Another thing we have introduced is virtual coffee breaks. Every day at 3 p.m., everyone has the option to meet in a Zoom room and talk about everything except work. This option is used more sparingly and does not seem to meet a general need. But there is a loyal following. Again, it shows that we are individuals with our own needs and that an organization should also cater to these different demands by providing options rather than demands.

Quizzes and Valuable Feedback

The quiz might sound like school. But it's not that. While establishing the company's vision, mission, and values, we started coming up with quizzes to make sure what we had decided on as our shared philosophy stuck. The quizzes serve as light-hearted reminders and now can even show new employees if they're on the right track or missing some information. The quizzes are not tests, and the results are only visible to the new employee. But let's be honest: You need to learn a ton about a new job, and that's not an easy thing. It does not matter if it's on triathlon or mobile product knowledge or finance or whatever the company is about – it's always a lot. We've tried to make it enjoyable on all levels. Our quizzes consist of multiple-choice Kahoots sent out during the onboarding process, the first one after two weeks.

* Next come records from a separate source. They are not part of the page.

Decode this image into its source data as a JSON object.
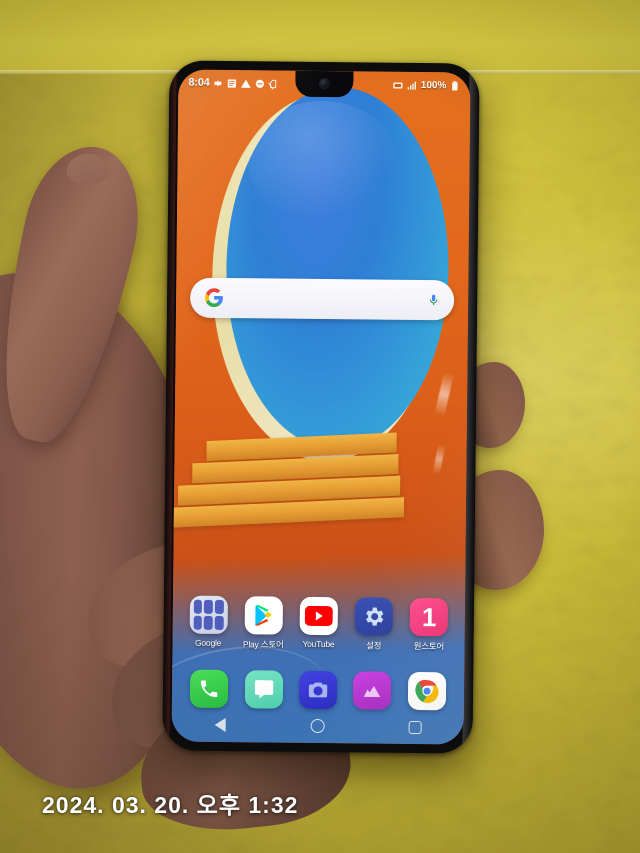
{
  "photo": {
    "timestamp_overlay": "2024. 03. 20. 오후 1:32",
    "subject": "hand-holding-smartphone",
    "background_color": "#d2c63f",
    "hand_color": "#8a5e4e"
  },
  "phone": {
    "body_color": "#0b0b0d",
    "notch": "waterdrop-notch",
    "camera": "front-camera"
  },
  "status_bar": {
    "time": "8:04",
    "battery_percent": "100%",
    "left_icons": [
      "settings-icon",
      "list-icon",
      "warning-icon",
      "dnd-icon",
      "no-sim-icon"
    ],
    "right_icons": [
      "sd-card-icon",
      "signal-icon",
      "battery-icon"
    ]
  },
  "search_widget": {
    "logo": "google-g-logo",
    "mic": "microphone-icon",
    "placeholder": ""
  },
  "app_grid": [
    {
      "label": "Google",
      "icon": "google-folder-icon",
      "color": "#d6dbef"
    },
    {
      "label": "Play 스토어",
      "icon": "play-store-icon",
      "color": "#ffffff"
    },
    {
      "label": "YouTube",
      "icon": "youtube-icon",
      "color": "#ff0000"
    },
    {
      "label": "설정",
      "icon": "settings-gear-icon",
      "color": "#3b52b5"
    },
    {
      "label": "원스토어",
      "icon": "one-store-icon",
      "color": "#ff4d8d",
      "badge": "1"
    }
  ],
  "dock": [
    {
      "name": "phone",
      "icon": "phone-icon",
      "color": "#3ad14c"
    },
    {
      "name": "messages",
      "icon": "message-bubble-icon",
      "color": "#5fd8ba"
    },
    {
      "name": "camera",
      "icon": "camera-icon",
      "color": "#3536d2"
    },
    {
      "name": "gallery",
      "icon": "gallery-icon",
      "color": "#b833d2"
    },
    {
      "name": "chrome",
      "icon": "chrome-icon",
      "color": "#ffffff"
    }
  ],
  "nav_bar": [
    {
      "name": "back",
      "icon": "back-triangle-icon"
    },
    {
      "name": "home",
      "icon": "home-circle-icon"
    },
    {
      "name": "recents",
      "icon": "recents-square-icon"
    }
  ],
  "wallpaper": {
    "description": "abstract-orange-blue-ellipse",
    "ellipse_color": "#3582d8",
    "rim_color": "#eee3ae",
    "base_top": "#e4701f",
    "base_bottom": "#3d79c0"
  }
}
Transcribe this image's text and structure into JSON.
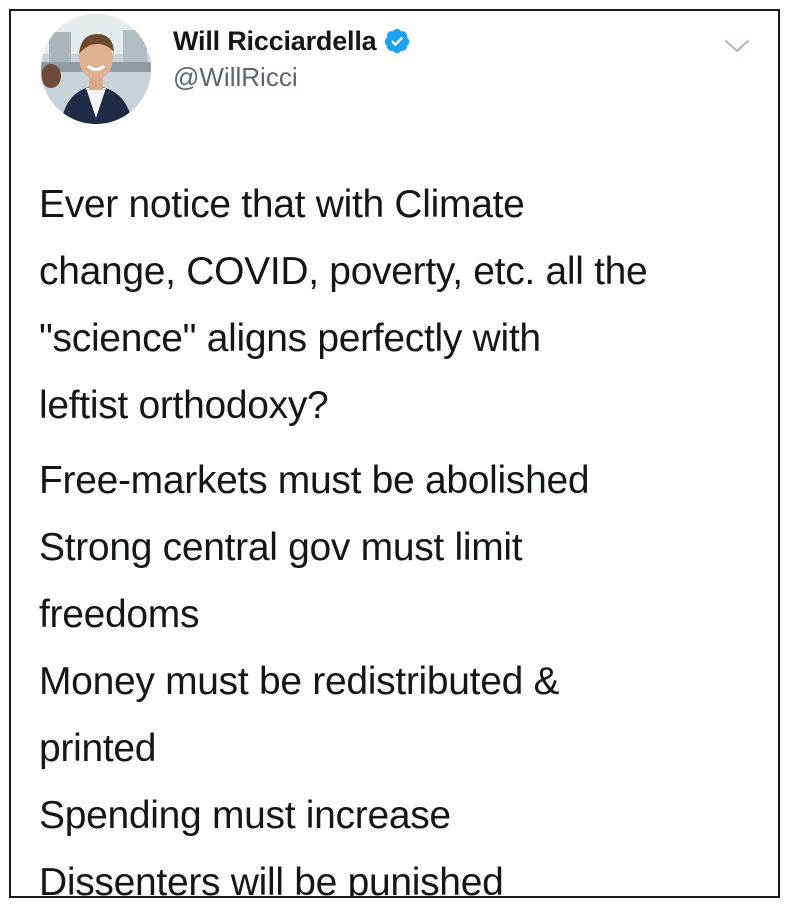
{
  "tweet": {
    "display_name": "Will Ricciardella",
    "handle": "@WillRicci",
    "verified": true,
    "verified_color": "#1da1f2",
    "body_lines_1": [
      "Ever notice that with Climate",
      "change, COVID, poverty, etc. all the",
      "\"science\" aligns perfectly with",
      "leftist orthodoxy?"
    ],
    "body_lines_2": [
      "Free-markets must be abolished",
      "Strong central gov must limit",
      "freedoms",
      "Money must be redistributed &",
      "printed",
      "Spending must increase",
      "Dissenters will be punished"
    ]
  },
  "icons": {
    "avatar": "avatar-photo",
    "verified": "verified-badge-icon",
    "menu": "chevron-down-icon"
  }
}
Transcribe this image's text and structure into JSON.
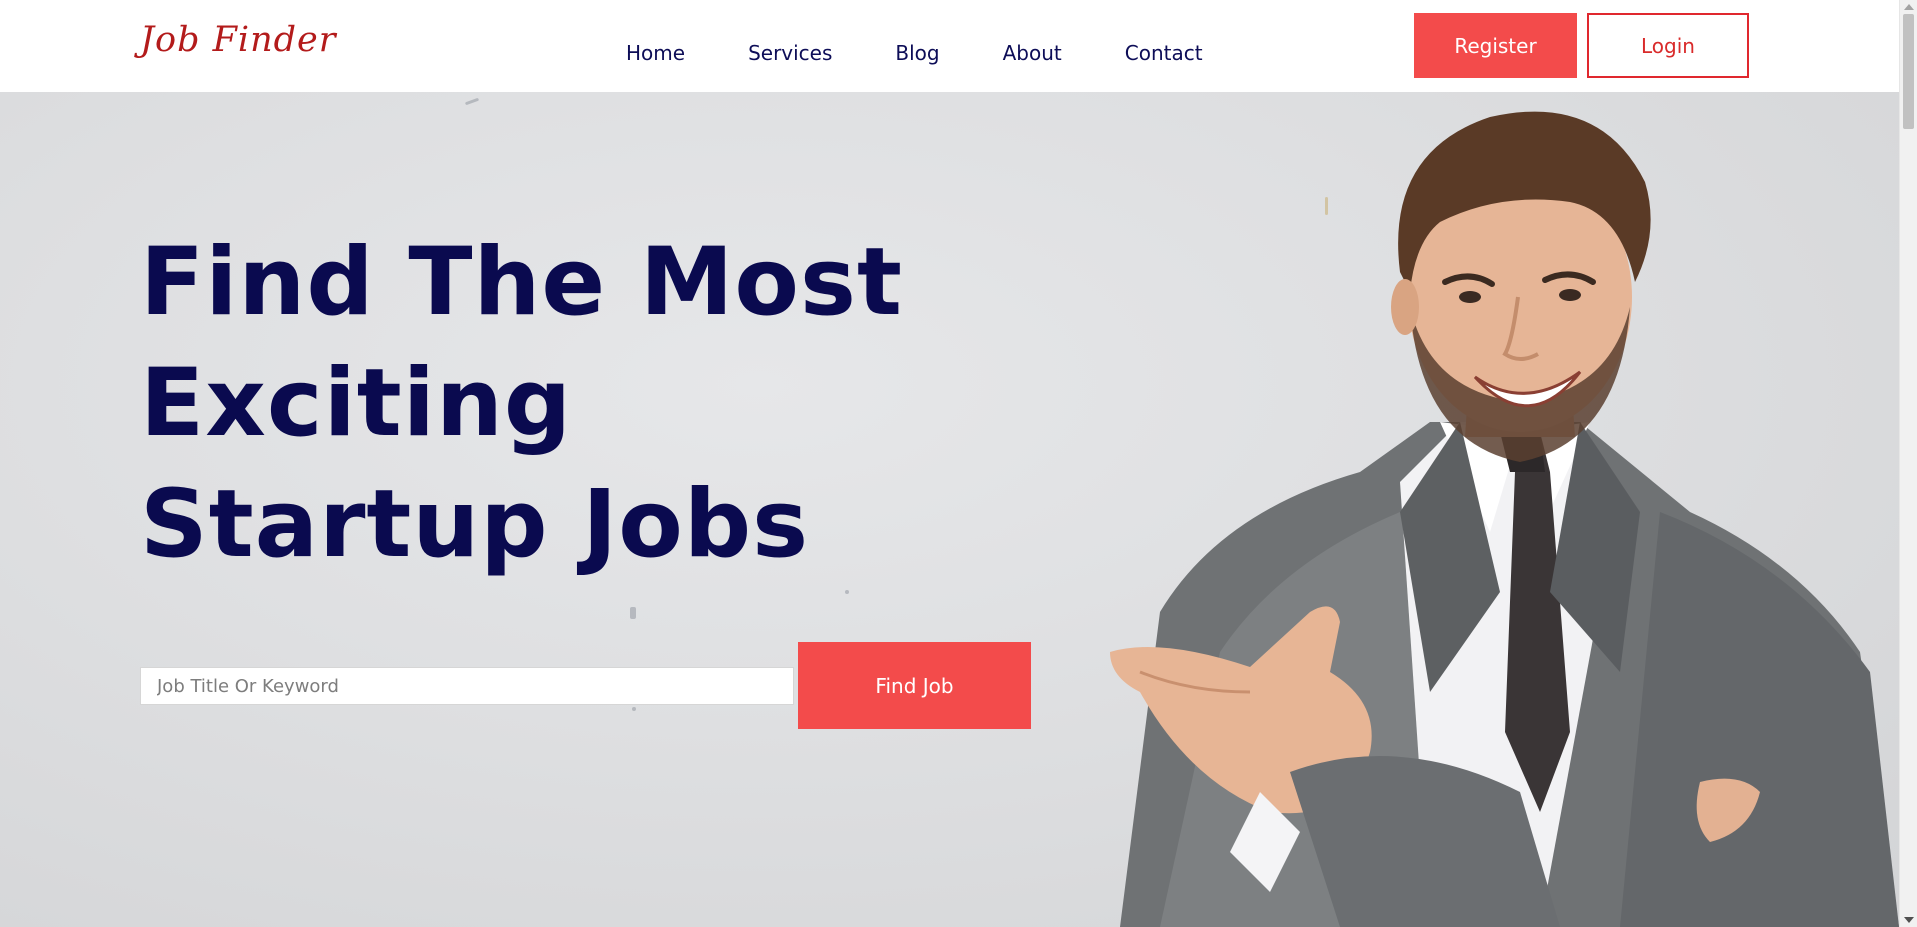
{
  "header": {
    "logo": "Job Finder",
    "nav": [
      {
        "label": "Home"
      },
      {
        "label": "Services"
      },
      {
        "label": "Blog"
      },
      {
        "label": "About"
      },
      {
        "label": "Contact"
      }
    ],
    "register_label": "Register",
    "login_label": "Login"
  },
  "hero": {
    "title_lines": [
      "Find The Most",
      "Exciting",
      "Startup Jobs"
    ],
    "search_placeholder": "Job Title Or Keyword",
    "search_value": "",
    "find_button_label": "Find Job"
  },
  "icons": {
    "hero_image": "smiling-businessman-illustration"
  },
  "colors": {
    "accent": "#f34b4b",
    "logo": "#b31b1b",
    "heading": "#0a0a4f",
    "nav": "#0d0d57",
    "login_border": "#e0282e"
  }
}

In addition to "fun" quizzes, feedback is also a vital component for us as an organization. Building the processes to make sure feedback is appreciated, given, and heard are never finished! You have to optimize them continuously. Maybe someone needs support that we haven't provided for. Or they see things differently and come in with a fresh view regarding something that we can improve in general. A new set of eyes looking at the organization, the product, or processes is always worth its weight in gold. That's why we conduct feedback meetings in weekly one-on-ones with the direct supervisor. After two weeks, after thirty days, and after three months, I perform a check-in call and want to know if the new employee needs more support, faces obstacles, and what we should start, stop or continue doing. These conversations are an extremely valuable gauge for me and help me constantly get a fresh perspective on the organization to get better.

The Result

We've seen great results and got excellent feedback. Remember Jen? I'll just let her talk about the experience: "Onboarding at TRIQ was, in short, an absolute pleasure. Having just moved to a new country and facing the daunting task of integrating into a company while in a lockdown, the onboarding process provided a series of focused tasks that accurately anticipated how I would be feeling and then guided me forward. Each task nudged me to meet and interact with someone new, gave me a series of tours around various tools used by the company, and provided someone available specifically to answer whatever question I might have along the way. In the whirlwind that was accepting this opportunity with TRIQ and the subsequent move to Switzerland, the onboarding process guided me to feel a bit more "at home" with my new company. And for that, I am immensely grateful. The onboarding process certainly set me up for success in the early months at TRIQ because I didn't waste time figuring out what I needed to know. There was a process to show me the critical aspects of working at TRIQ, and then I could set about contributing and learning as I go. Beyond being helpful on the company level, this helped me as an individual to feel productive and successful in my early days." The only thing left to say is: I am delighted that Jen is now a vital part of our team and that the process has helped her get there quickly. Who's next?